Vergoeding van rechtsbijstand en verknochtheid in bestuursrechtelijke procedures

In deze zaak heeft de Rechtbank Den Haag op 28 juli 2021 uitspraak gedaan in een geschil over de vergoeding van rechtsbijstand. Eiser, vertegenwoordigd door mr. M. Rutten, heeft beroep ingesteld tegen een besluit van het bestuur van de Raad voor Rechtsbijstand, dat de vergoeding voor verleende rechtsbijstand op basis van zes toevoegingen heeft vastgesteld. De rechtbank heeft de zaak behandeld in het kader van de vraag of er sprake is van verknochtheid in de zin van artikel 11 van het Besluit vergoedingen rechtsbijstand 2000 (Bvr 2000).
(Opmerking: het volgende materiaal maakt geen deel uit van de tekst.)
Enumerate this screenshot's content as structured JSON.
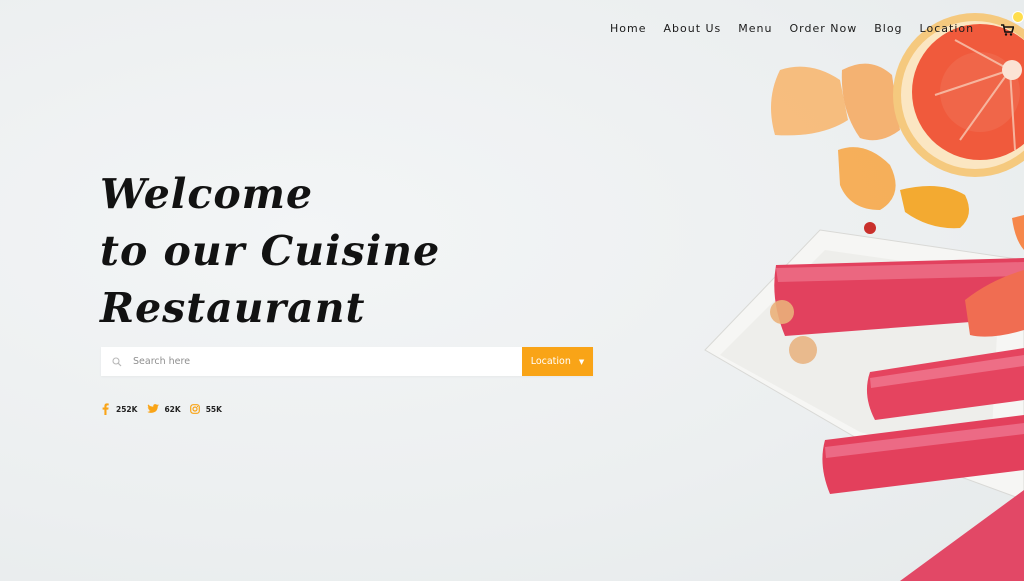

De rechtbank heeft vastgesteld dat de zes toevoegingen betrekking hebben op samenhangende procedures, waarbij eiser rechtsbijstand heeft verleend aan drie Albanese vreemdelingen die op illegale wijze naar Engeland probeerden te reizen. De rechtbank oordeelt dat de procedures inhoudelijk samenhangen en dat de vergoeding voor de rechtsbijstand terecht is vastgesteld op € 2.253,75. Eiser heeft aangevoerd dat er geen sprake is van verknochtheid, maar de rechtbank heeft dit verweer verworpen.
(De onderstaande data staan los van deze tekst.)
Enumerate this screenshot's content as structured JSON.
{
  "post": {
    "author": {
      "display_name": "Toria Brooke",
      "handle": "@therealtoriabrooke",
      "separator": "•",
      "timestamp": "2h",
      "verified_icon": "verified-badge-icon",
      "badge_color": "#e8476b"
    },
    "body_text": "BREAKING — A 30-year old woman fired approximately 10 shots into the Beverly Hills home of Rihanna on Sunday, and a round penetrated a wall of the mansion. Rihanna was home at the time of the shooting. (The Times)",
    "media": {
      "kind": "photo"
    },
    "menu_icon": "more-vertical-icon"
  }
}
De rechtbank heeft ook het beroep op het gelijkheidsbeginsel van eiser afgewezen, omdat de zaken niet als rechtens vergelijkbaar kunnen worden aangemerkt. De rechtbank concludeert dat verweerder terecht heeft geoordeeld dat er sprake is van samenhangende procedures en dat de vergoeding voor de toevoegingen op basis van deze samenhang mocht worden bijgesteld. Het beroep van eiser is ongegrond verklaard, maar hij heeft recht op vergoeding van het griffierecht van € 178,-.

Uitspraak

RECHTBANK DEN HAAG

Bestuursrecht
zaaknummer: SGR 20/2624

uitspraak van de enkelvoudige kamer van 28 juli 2021 in de zaak tussen

mr. [eiser] , te [woonplaats] , eiser

en

het bestuur van de Raad voor Rechtsbijstand, verweerder

(gemachtigde: mr. M. Rutten).

Procesverloop

Bij besluiten van 5 november 2019 heeft verweerder de vergoeding voor de op basis van de met toevoegingen [nummer 1] , [nummer 2] , [nummer 3] , [nummer 4] en [nummer 5] verleende rechtsbijstand door eiser vastgesteld op de toevoeging met kenmerk [nummer 6] . Bij besluit van dezelfde datum heeft verweerder een vergoeding toegekend ter hoogte van € 2.253,75 voor de door eiser verleende rechtsbijstand op basis van de toevoeging [nummer 6] in samenhang met de toevoegingen [nummer 1] , [nummer 2] , [nummer 3] , [nummer 5] en [nummer 4] .
Bij besluit van 11 februari 2020 (het bestreden besluit) heeft verweerder het bezwaar van eiser ongegrond verklaard.
Eiser heeft tegen het bestreden besluit beroep ingesteld.
Verweerder heeft een verweerschrift ingediend.
Het onderzoek ter zitting heeft via een videoverbinding plaatsgevonden op 14 april 2021. Het beroep is gevoegd behandeld met de beroepen met zaaknummers SGR 20/2622,
SGR 20/2625 en SGR 20/5835.
Eiser is verschenen. Verweerder heeft zich laten vertegenwoordigen door zijn gemachtigde.
De rechtbank heeft het onderzoek bij beslissing van 26 april 2021 heropend.
Bij brief van 11 mei 2021 heeft verweerder een reactie gegeven op eisers beroep op het gelijkheidsbeginsel. Eiser heeft daarop bij e-mail- en faxbericht van 30 mei 2020 gereageerd.
Nadat partijen toestemming hebben verleend voor het doen van een uitspraak zonder nadere zitting, heeft de rechtbank het onderzoek gesloten.
In de beroepen wordt afzonderlijk uitspraak gedaan.

Overwegingen

Waar gaat deze zaak over?
1. Verweerder heeft zes toevoegingen, met de kenmerken [nummer 6] , [nummer 1] , [nummer 2] , [nummer 3] , [nummer 5] en [nummer 4] , verstrekt voor door eiser verleende rechtsbijstand aan drie uit Albanië afkomstige vreemdelingen die op 16 augustus 2018 op het terrein van de Stena Line in Hoek van Holland zijn aangetroffen. Zij probeerden op illegale wijze naar Engeland uit te reizen. Bij de besluiten van 5 november 2019 heeft verweerder de vergoeding voor de door eiser verleende rechtsbijstand op basis van deze toevoegingen in samenhang vastgesteld.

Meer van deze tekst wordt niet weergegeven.